Die Abschaffung der Stufung für kinderreiche Familien zum 1. Januar 2023 sieht der Familienbund im Zusammenhang mit dem Projekt der Kindergrundsicherung. Nach der Idee der Kindergrundsicherung soll „vom Kind aus gedacht“ werden und dessen Existenzminimum abgesichert werden. Nach diesem Ansatz ergibt es Sinn, für alle Kinder die gleiche Summe zu zahlen – nämlich in Höhe des vollen Existenzminimums. Gegenwärtig gilt allerdings noch das Kindergeld. Und auch der Regierungsentwurf zur Kindergrundsicherung hat sich nicht von den bisherigen Leistungen des Kindergeldes und des Kinderzuschlages gelöst, sondern diese im Wesentlichen lediglich in Kindergarantiebetrag und Kinderzusatzbetrag umbenannt, wobei das Kindergeld in der Sache erhalten bleiben und der Kinderzuschlag reformiert werden soll.
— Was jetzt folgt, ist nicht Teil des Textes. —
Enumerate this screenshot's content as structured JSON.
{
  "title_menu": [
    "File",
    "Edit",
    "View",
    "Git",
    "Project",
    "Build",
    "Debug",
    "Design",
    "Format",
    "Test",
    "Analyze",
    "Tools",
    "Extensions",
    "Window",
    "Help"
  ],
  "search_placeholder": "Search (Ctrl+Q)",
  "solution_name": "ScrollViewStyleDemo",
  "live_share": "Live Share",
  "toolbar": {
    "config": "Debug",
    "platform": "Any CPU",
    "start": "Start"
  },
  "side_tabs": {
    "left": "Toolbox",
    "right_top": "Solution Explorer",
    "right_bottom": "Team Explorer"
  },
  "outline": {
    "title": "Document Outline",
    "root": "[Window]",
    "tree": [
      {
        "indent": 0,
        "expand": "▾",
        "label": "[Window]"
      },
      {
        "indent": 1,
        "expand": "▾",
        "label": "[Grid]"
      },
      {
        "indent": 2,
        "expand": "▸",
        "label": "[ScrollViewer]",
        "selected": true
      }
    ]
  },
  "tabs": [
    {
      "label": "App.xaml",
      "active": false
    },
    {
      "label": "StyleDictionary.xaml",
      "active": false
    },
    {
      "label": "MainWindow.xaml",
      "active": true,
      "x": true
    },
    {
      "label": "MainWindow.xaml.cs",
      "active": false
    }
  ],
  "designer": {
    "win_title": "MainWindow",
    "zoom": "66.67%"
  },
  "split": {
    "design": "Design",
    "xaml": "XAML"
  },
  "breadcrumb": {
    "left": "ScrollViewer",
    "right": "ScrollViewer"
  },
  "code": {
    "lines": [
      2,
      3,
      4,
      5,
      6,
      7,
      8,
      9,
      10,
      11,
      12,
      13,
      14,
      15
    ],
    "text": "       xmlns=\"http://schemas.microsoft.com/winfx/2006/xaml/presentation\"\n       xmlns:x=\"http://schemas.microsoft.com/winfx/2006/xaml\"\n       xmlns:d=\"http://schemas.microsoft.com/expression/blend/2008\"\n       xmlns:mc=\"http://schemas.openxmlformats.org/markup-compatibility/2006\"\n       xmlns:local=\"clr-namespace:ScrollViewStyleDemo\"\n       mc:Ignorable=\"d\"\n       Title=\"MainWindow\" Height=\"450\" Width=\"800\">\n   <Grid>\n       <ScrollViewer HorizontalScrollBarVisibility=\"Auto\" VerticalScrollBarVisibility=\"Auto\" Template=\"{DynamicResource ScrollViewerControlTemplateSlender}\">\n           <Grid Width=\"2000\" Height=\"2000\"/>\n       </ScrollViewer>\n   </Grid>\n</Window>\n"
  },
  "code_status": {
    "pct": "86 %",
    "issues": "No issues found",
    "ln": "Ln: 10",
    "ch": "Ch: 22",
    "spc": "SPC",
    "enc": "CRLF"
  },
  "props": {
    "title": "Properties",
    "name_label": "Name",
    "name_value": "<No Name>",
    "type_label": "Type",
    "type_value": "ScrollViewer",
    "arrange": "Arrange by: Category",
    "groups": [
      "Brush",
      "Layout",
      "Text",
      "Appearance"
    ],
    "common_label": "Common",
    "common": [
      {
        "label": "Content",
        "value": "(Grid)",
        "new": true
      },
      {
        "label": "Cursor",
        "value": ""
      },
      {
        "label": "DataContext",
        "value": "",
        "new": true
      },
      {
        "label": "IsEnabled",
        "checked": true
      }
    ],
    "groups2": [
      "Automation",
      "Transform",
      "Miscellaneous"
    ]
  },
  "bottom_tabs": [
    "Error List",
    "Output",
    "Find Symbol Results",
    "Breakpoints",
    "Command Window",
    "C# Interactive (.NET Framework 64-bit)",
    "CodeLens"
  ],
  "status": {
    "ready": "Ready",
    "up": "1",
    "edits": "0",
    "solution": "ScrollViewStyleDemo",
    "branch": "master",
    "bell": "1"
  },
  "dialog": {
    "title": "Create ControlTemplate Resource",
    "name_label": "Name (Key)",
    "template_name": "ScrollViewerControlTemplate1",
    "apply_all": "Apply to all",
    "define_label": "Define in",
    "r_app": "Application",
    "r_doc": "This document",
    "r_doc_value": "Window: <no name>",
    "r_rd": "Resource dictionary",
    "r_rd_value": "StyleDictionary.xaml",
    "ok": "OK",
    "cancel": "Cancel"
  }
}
Eine wirksame Kindergrundsicherung, die das Kinderexistenzminimum vollständig absichern und die Grundsicherung gemäß SGB II und XII ersetzen würde, ist nicht in Sicht. Somit bleibt es derzeit dabei, dass der Staat mit dem Kindergeld eine Leistung zahlt, die dem Grundgedanken nach die Eltern dabei unterstützt, ihre Unterhalts- und Erziehungspflicht zu erfüllen. Aus dieser Perspektive gibt es gute Argumente dafür, bei der bisherigen Lösung eines erhöhten Kindergeldes für kinderreiche Familien zu bleiben. Denn kinderreiche Familien haben zwar an manchen Punkten Einsparmöglichkeiten (z.B. kann dieselbe Kleidung bei mehreren Kindern verwendet werden). An vielen Stellen haben sie aber Mehrkosten: Sie brauchen oft eine größere Wohnung und ggf. auch ein größeres Auto. Zudem wird es bei vielen Kindern für die Eltern schwieriger, dass beide Eltern in höherem Umfang erwerbstätig sind. Die Eltern haben also Opportunitätskosten. Es erscheint daher angemessen (wenn auch nicht zwingend) beim dritten und vierten Kind jeweils einen höheren Kindergeldbetrag vorzusehen – auch vor dem Hintergrund, dass beim Kindergeld für das vierte Kind bisher keine Inflationsanpassung erfolgt ist.

III. Grundsätzliche Reform des Steuertarifs erforderlich

Der Familienbund hält eine Reform des Steuertarifs für erforderlich, um ein gerechteres Steuersystem zu erreichen. Der Tarif wurde in den letzten Jahrzehnten so gestaucht, dass der Spitzensteuersatz mittlerweile bereits sehr früh erreicht wird. Zugleich steigt die Steuerbelastung bei niedrigen Einkommen besonders stark an (sog. „Mittelstandsbauch“). Vor dem Hintergrund großer Investitionsbedarfe (Klimatransformation, Infrastruktur, Verteidigungsfähigkeit, Bildung, Rente) erscheint eine Reform angezeigt, die einen angemessenen Ausgleich von Entlastungen und Belastungen findet und dem Staat ermöglicht, seine Aufgaben in der Gegenwart und mit Blick auf die Zukunft zu erfüllen. Denkbar erscheint eine Anhebung des Spitzensteuersatzes, der aber erst deutlich später erreicht werden sollte. Hier bedarf es einer gesellschaftlichen und politischen Debatte.

 

Die Stellungnahme als Download (pdf)


[1] BFH, Urteil vom 12. April 2022, VI R 2/20, Leitsatz Nr. 2.

[2] BFH, Urteil vom 03.04.2019 - VI R 19/17, Leitsatz; Urteil vom 12. April 2022, VI R 2/20, Rn. 17.